SACRAMENTO – A new bill introduced by Senator Mark Leno today increases affordable housing opportunities for low-income families and veterans in California. SB 1053, the Housing Opportunities Act, ensures that all Californians have a fair opportunity to seek and retain housing, particularly when they use a federal rental subsidy as a method of payment. Current law allows landlords to deny prospective low-income tenants the ability to apply for housing simply because they receive a housing voucher.
“All tenants should have a fair opportunity to apply for housing, regardless of whether they receive a housing voucher,” said Senator Leno, D-San Francisco. “Denying families the right to find affordable homes or remain in their existing homes puts peoples’ lives in upheaval and severely exacerbates our housing crisis.”
The Housing Opportunities Act amends the Fair Employment and Housing Act (FEHA) to clarify that housing subsidy vouchers are a protected source of income. The bill ensures that landlords cannot deny low-income families and veterans the opportunity to apply for rentals or evict them based solely on the fact that they receive a voucher. Landlords can still screen prospective tenants for credit, criminal history and other criteria to establish their ability to rent.
More than 300,000 families in California, many of which include children, people with disabilities and seniors, receive a Housing Choice Voucher to help make rent affordable. Families with vouchers find housing in the private market and pay 30% of their income in rent. The federal government subsidizes the rest. However, many landlords advertise that people with “Section 8” vouchers are not eligible to apply for housing. Consequently, many low-income families are forced to return their vouchers because they cannot find a landlord willing to accept them.
“Preventing California families and veterans from using their housing vouchers perpetuates a cycle of poverty and segregation,” said Jith Meganathan, policy advocate for the Western Center on Law and Poverty. “It also means that California may be leaving unused federal funding on the table.”
California is facing a housing crisis of historic proportions. “The poorest 25% of California’s households spend an average of 67% of their income on housing. Elevated housing costs lead to higher rates of homelessness and reduce a person’s ability to provide other basic necessities, such as food and health care, for their families.
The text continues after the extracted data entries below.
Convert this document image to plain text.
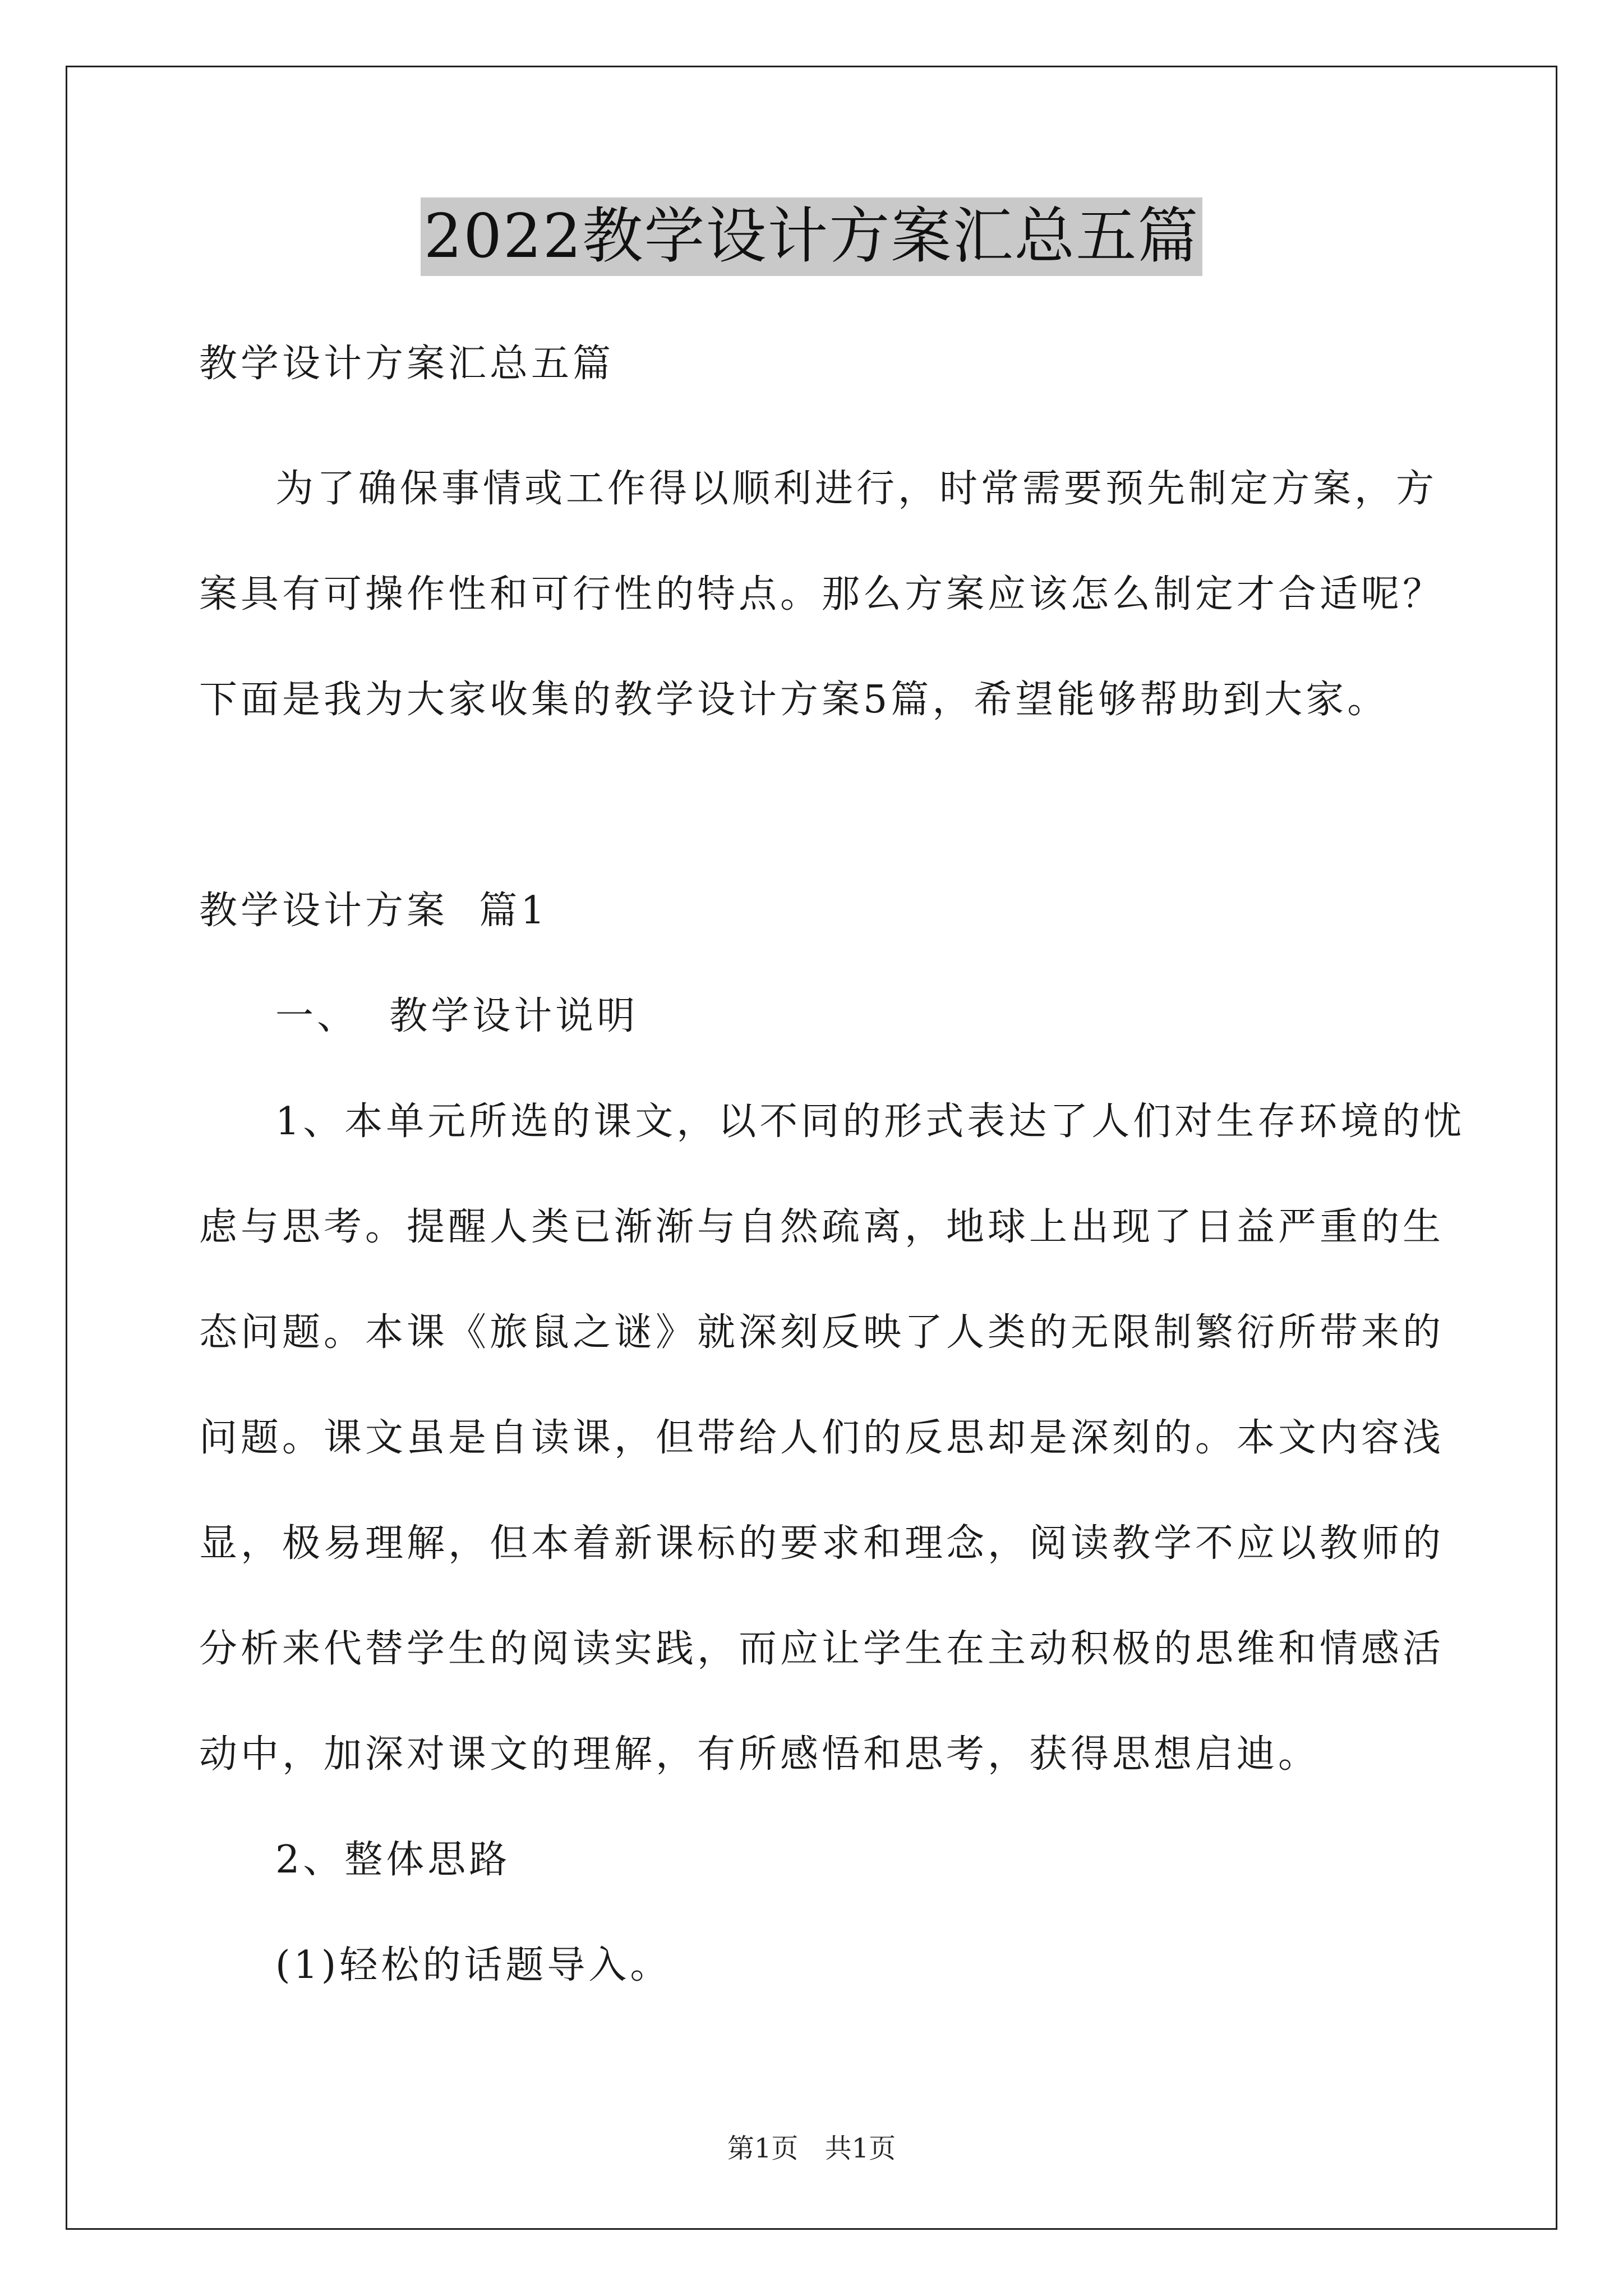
2022教学设计方案汇总五篇
教学设计方案汇总五篇
为了确保事情或工作得以顺利进行，时常需要预先制定方案，方
案具有可操作性和可行性的特点。那么方案应该怎么制定才合适呢？
下面是我为大家收集的教学设计方案5篇，希望能够帮助到大家。
教学设计方案  篇1
一、  教学设计说明
1、本单元所选的课文，以不同的形式表达了人们对生存环境的忧
虑与思考。提醒人类已渐渐与自然疏离，地球上出现了日益严重的生
态问题。本课《旅鼠之谜》就深刻反映了人类的无限制繁衍所带来的
问题。课文虽是自读课，但带给人们的反思却是深刻的。本文内容浅
显，极易理解，但本着新课标的要求和理念，阅读教学不应以教师的
分析来代替学生的阅读实践，而应让学生在主动积极的思维和情感活
动中，加深对课文的理解，有所感悟和思考，获得思想启迪。
2、整体思路
(1)轻松的话题导入。
第1页 共1页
While California has yet to act, 10 other states, including New Jersey, North Dakota, Oklahoma and Oregon, have created laws ensuring that housing subsidies are a protected source of income.
“Due to unforeseen health issues, my family and I are in limbo right now and must find a new place to live,” said Zella Knight, a volunteer housing commissioner in Los Angeles County. “We have to rely on housing vouchers until we get back on our feet, but knowing that many landlords won’t even consider us as tenants causes great stress. The voucher program is a springboard that lifts people out of homelessness, but it’s only a win-win if both landlords and tenants participate.”
“Denying a tenant the opportunity to apply for housing conflicts with the central aim of the housing voucher program, which is to alleviate the affordable housing crisis,” said Michael Lane, policy director with the Non-Profit Housing Association of Northern California. “Housing vouchers are especially critical in our efforts to end chronic homelessness among veterans.”
SB 1053 will be heard in Senate policy committees this spring.